Not My Grandmother’s Playlist
It’s National Novel Writing Month! A few years ago, I wrote the first draft of my first completed novel during NaNoWriMo, and I noticed on the webpage that there’s a place to put my book’s playlist. I noticed in a book I read recently that the author included a playlist. This is very much a thing of our streaming-music era, much like mixtapes were a thing of the 1980s and 1990s.
But that doesn’t mean that the idea is all that new.
One of the things you discover, when you’re working on an intergenerational project like our Flyover Country series of memoirs and family writings, is that many concepts are present in every generation, even if they work themselves out in different ways. This past year, my dad edited my grandfather’s World War II memoir.

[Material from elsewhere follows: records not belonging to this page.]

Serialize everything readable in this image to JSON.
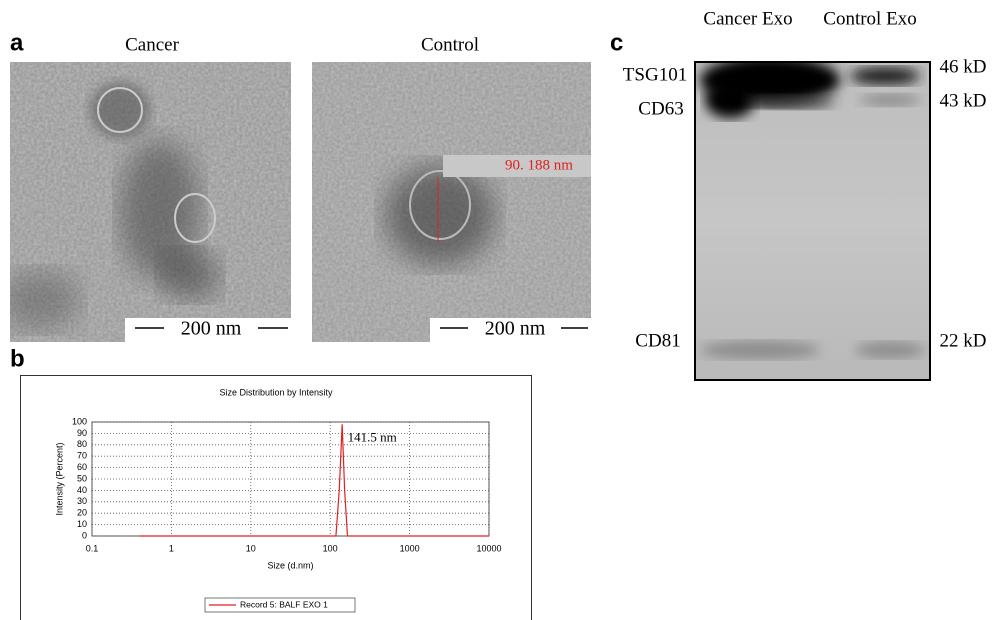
{
  "panel_labels": [
    "a",
    "b",
    "c"
  ],
  "tem_images": [
    {
      "title": "Cancer",
      "scale_bar": "200 nm"
    },
    {
      "title": "Control",
      "scale_bar": "200 nm",
      "measurement": "90. 188 nm"
    }
  ],
  "chart_data": {
    "type": "line",
    "title": "Size Distribution by Intensity",
    "x_label": "Size (d.nm)",
    "y_label": "Intensity (Percent)",
    "annotation": "141.5 nm",
    "x": [
      0.4,
      100,
      118,
      130,
      141.5,
      152,
      165,
      200,
      10000
    ],
    "series": [
      {
        "name": "Record 5: BALF EXO 1",
        "color": "#e02020",
        "values": [
          0,
          0,
          0,
          40,
          98,
          40,
          0,
          0,
          0
        ]
      }
    ],
    "xlim": [
      0.1,
      10000
    ],
    "xticks": [
      0.1,
      1,
      10,
      100,
      1000,
      10000
    ],
    "xscale": "log",
    "ylim": [
      0,
      100
    ],
    "yticks": [
      0,
      10,
      20,
      30,
      40,
      50,
      60,
      70,
      80,
      90,
      100
    ],
    "grid": true
  },
  "western_blot": {
    "lanes": [
      "Cancer Exo",
      "Control Exo"
    ],
    "bands": [
      {
        "label": "TSG101",
        "size": "46 kD"
      },
      {
        "label": "CD63",
        "size": "43 kD"
      },
      {
        "label": "CD81",
        "size": "22 kD"
      }
    ]
  }
}
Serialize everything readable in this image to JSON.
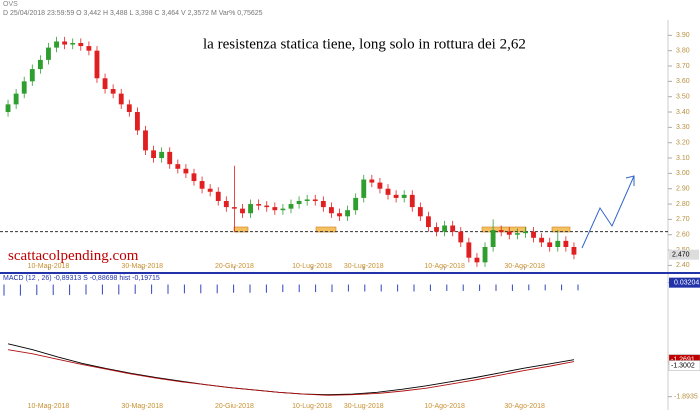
{
  "chart_data": [
    {
      "type": "candlestick",
      "symbol": "OVS",
      "info": "D 25/04/2018  23:59:59  O 3,442  H 3,488  L 3,398  C 3,464  V 2,3572 M  Var% 0,75625",
      "annotation": "la resistenza statica tiene, long solo in rottura dei 2,62",
      "watermark": "scattacolpending.com",
      "up_color": "#2e9e2e",
      "down_color": "#e02020",
      "resistance": 2.62,
      "last_price": {
        "value": 2.47,
        "label": "2.470"
      },
      "open": [
        3.4,
        3.45,
        3.52,
        3.6,
        3.68,
        3.74,
        3.82,
        3.86,
        3.84,
        3.85,
        3.83,
        3.8,
        3.62,
        3.55,
        3.52,
        3.45,
        3.4,
        3.28,
        3.15,
        3.1,
        3.14,
        3.06,
        3.03,
        3.0,
        2.95,
        2.9,
        2.88,
        2.82,
        2.78,
        2.77,
        2.74,
        2.8,
        2.79,
        2.78,
        2.76,
        2.77,
        2.8,
        2.82,
        2.83,
        2.82,
        2.78,
        2.74,
        2.72,
        2.76,
        2.84,
        2.96,
        2.94,
        2.9,
        2.86,
        2.84,
        2.86,
        2.78,
        2.72,
        2.65,
        2.62,
        2.66,
        2.62,
        2.55,
        2.45,
        2.42,
        2.52,
        2.63,
        2.62,
        2.6,
        2.61,
        2.62,
        2.58,
        2.55,
        2.52,
        2.56,
        2.52
      ],
      "high": [
        3.48,
        3.55,
        3.63,
        3.71,
        3.77,
        3.85,
        3.89,
        3.89,
        3.88,
        3.88,
        3.86,
        3.83,
        3.65,
        3.58,
        3.55,
        3.48,
        3.43,
        3.31,
        3.18,
        3.17,
        3.17,
        3.09,
        3.06,
        3.03,
        2.98,
        2.93,
        2.91,
        2.85,
        3.05,
        2.8,
        2.83,
        2.83,
        2.82,
        2.81,
        2.8,
        2.83,
        2.85,
        2.86,
        2.86,
        2.85,
        2.81,
        2.77,
        2.79,
        2.87,
        2.99,
        2.99,
        2.97,
        2.93,
        2.89,
        2.89,
        2.89,
        2.81,
        2.75,
        2.68,
        2.69,
        2.69,
        2.65,
        2.58,
        2.48,
        2.55,
        2.7,
        2.66,
        2.65,
        2.64,
        2.65,
        2.65,
        2.61,
        2.58,
        2.63,
        2.59,
        2.55
      ],
      "low": [
        3.37,
        3.42,
        3.49,
        3.57,
        3.65,
        3.71,
        3.79,
        3.81,
        3.81,
        3.8,
        3.77,
        3.59,
        3.52,
        3.49,
        3.42,
        3.37,
        3.25,
        3.12,
        3.07,
        3.07,
        3.03,
        3.0,
        2.97,
        2.92,
        2.87,
        2.85,
        2.79,
        2.75,
        2.62,
        2.71,
        2.71,
        2.76,
        2.75,
        2.73,
        2.73,
        2.74,
        2.77,
        2.79,
        2.79,
        2.75,
        2.71,
        2.69,
        2.69,
        2.73,
        2.81,
        2.91,
        2.87,
        2.83,
        2.81,
        2.81,
        2.75,
        2.69,
        2.62,
        2.59,
        2.59,
        2.59,
        2.52,
        2.42,
        2.39,
        2.39,
        2.49,
        2.59,
        2.57,
        2.57,
        2.58,
        2.55,
        2.52,
        2.49,
        2.49,
        2.49,
        2.44
      ],
      "close": [
        3.45,
        3.52,
        3.6,
        3.68,
        3.74,
        3.82,
        3.86,
        3.84,
        3.85,
        3.83,
        3.8,
        3.62,
        3.55,
        3.52,
        3.45,
        3.4,
        3.28,
        3.15,
        3.1,
        3.14,
        3.06,
        3.03,
        3.0,
        2.95,
        2.9,
        2.88,
        2.82,
        2.78,
        2.77,
        2.74,
        2.8,
        2.79,
        2.78,
        2.76,
        2.77,
        2.8,
        2.82,
        2.83,
        2.82,
        2.78,
        2.74,
        2.72,
        2.76,
        2.84,
        2.96,
        2.94,
        2.9,
        2.86,
        2.84,
        2.86,
        2.78,
        2.72,
        2.65,
        2.62,
        2.66,
        2.62,
        2.55,
        2.45,
        2.42,
        2.52,
        2.63,
        2.62,
        2.6,
        2.61,
        2.62,
        2.58,
        2.55,
        2.52,
        2.56,
        2.52,
        2.47
      ],
      "ylim": [
        2.37,
        4.0
      ],
      "yticks": [
        {
          "value": 3.9,
          "label": "3.90"
        },
        {
          "value": 3.8,
          "label": "3.80"
        },
        {
          "value": 3.7,
          "label": "3.70"
        },
        {
          "value": 3.6,
          "label": "3.60"
        },
        {
          "value": 3.5,
          "label": "3.50"
        },
        {
          "value": 3.4,
          "label": "3.40"
        },
        {
          "value": 3.3,
          "label": "3.30"
        },
        {
          "value": 3.2,
          "label": "3.20"
        },
        {
          "value": 3.1,
          "label": "3.10"
        },
        {
          "value": 3.0,
          "label": "3.00"
        },
        {
          "value": 2.9,
          "label": "2.90"
        },
        {
          "value": 2.8,
          "label": "2.80"
        },
        {
          "value": 2.7,
          "label": "2.70"
        },
        {
          "value": 2.6,
          "label": "2.60"
        },
        {
          "value": 2.5,
          "label": "2.50"
        },
        {
          "value": 2.4,
          "label": "2.40"
        }
      ],
      "xlim": [
        -0.5,
        70.5
      ],
      "xticks": [
        {
          "value": 5,
          "label": "10-Mag-2018"
        },
        {
          "value": 16.6,
          "label": "30-Mag-2018"
        },
        {
          "value": 28,
          "label": "20-Giu-2018"
        },
        {
          "value": 37.6,
          "label": "10-Lug-2018"
        },
        {
          "value": 44,
          "label": "30-Lug-2018"
        },
        {
          "value": 54,
          "label": "10-Ago-2018"
        },
        {
          "value": 63.9,
          "label": "30-Ago-2018"
        }
      ]
    },
    {
      "type": "macd",
      "info": "MACD  (12 , 26)   -0,89313   S   -0,88698   hist   -0,19715",
      "ylim": [
        -1.95,
        0.06
      ],
      "yticks": [
        0.03204,
        -1.8935
      ],
      "hist_color": "#3344bb",
      "hist": [
        -0.12,
        -0.12,
        -0.11,
        -0.11,
        -0.11,
        -0.1,
        -0.1,
        -0.1,
        -0.09,
        -0.09,
        -0.09,
        -0.08,
        -0.08,
        -0.08,
        -0.07,
        -0.07,
        -0.07,
        -0.06,
        -0.06,
        -0.06,
        -0.06,
        -0.05,
        -0.05,
        -0.05,
        -0.05,
        -0.05,
        -0.04,
        -0.04,
        -0.04,
        -0.04,
        -0.04,
        -0.04,
        -0.03,
        -0.03,
        -0.03,
        -0.03
      ],
      "series": [
        {
          "name": "MACD",
          "color": "#000000",
          "values": [
            -1.0,
            -1.1,
            -1.22,
            -1.33,
            -1.42,
            -1.5,
            -1.57,
            -1.63,
            -1.69,
            -1.74,
            -1.78,
            -1.82,
            -1.85,
            -1.86,
            -1.85,
            -1.82,
            -1.77,
            -1.71,
            -1.64,
            -1.57,
            -1.49,
            -1.41,
            -1.34,
            -1.2691
          ]
        },
        {
          "name": "S",
          "color": "#b01010",
          "values": [
            -1.1,
            -1.17,
            -1.26,
            -1.35,
            -1.43,
            -1.51,
            -1.58,
            -1.64,
            -1.69,
            -1.74,
            -1.78,
            -1.82,
            -1.85,
            -1.87,
            -1.86,
            -1.84,
            -1.8,
            -1.75,
            -1.68,
            -1.61,
            -1.53,
            -1.45,
            -1.38,
            -1.3002
          ]
        }
      ]
    }
  ]
}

When they fell in love and married in 1940s America, my grandfather never made a mixtape and my grandmother probably thought of a playlist as something they had down at the radio station—but that doesn’t mean they didn’t have a personal list of favorite music.
In fact, thanks to my Uncle John, I actually have my grandparents’ “1940s playlist.” He burned a CD for their 60th wedding anniversary, and not only do I still have mine, I still listen to it sometimes.
My grandparents’ playlist includes:
It Had to Be You • Swinging on a Star • Don’t Sit Under the Apple Tree • If I Knew You Were Coming • Twelfth Street Rag • Mairzy Doats • You’ll Never Know • Three Little Fishies • A Feudin’ and a Fussin • Buttons and Bows • Abba Dabba Honeymoon • Beer Barrel Polka • I’m a Lonely Little Petunia • I’ve Got a Lovely Bunch of Coconuts
Take a trip back in time, and give their 1940s playlist a listen.
When I’m writing, I can’t listen to music with lyrics. I need the only words to be the words inside my head. I prefer movie scores—and I have a strong preference for scores from movies that I don’t really know well, so that the imagery from the scene I’m writing is brighter and clearer than any other image the music might evoke. Better yet is music that could be a TV or movie score, that does not in fact have any associated visuals. My current faves are anything from Two Steps from Hell, and Jennifer Thomas.
What do you listen to for inspiration when you’re creating?
One Comment
Sandy Clark Boone
If I am writing, Imagine Drangons, Ed Sheeran, and hits from the late 1960’s. If I am sewing, Bruce Springstein, Bob Seager, and hits going back to the 1950’s are good. I also like one of my parents’ favorites, Keep It A Secret by Gene Vincent.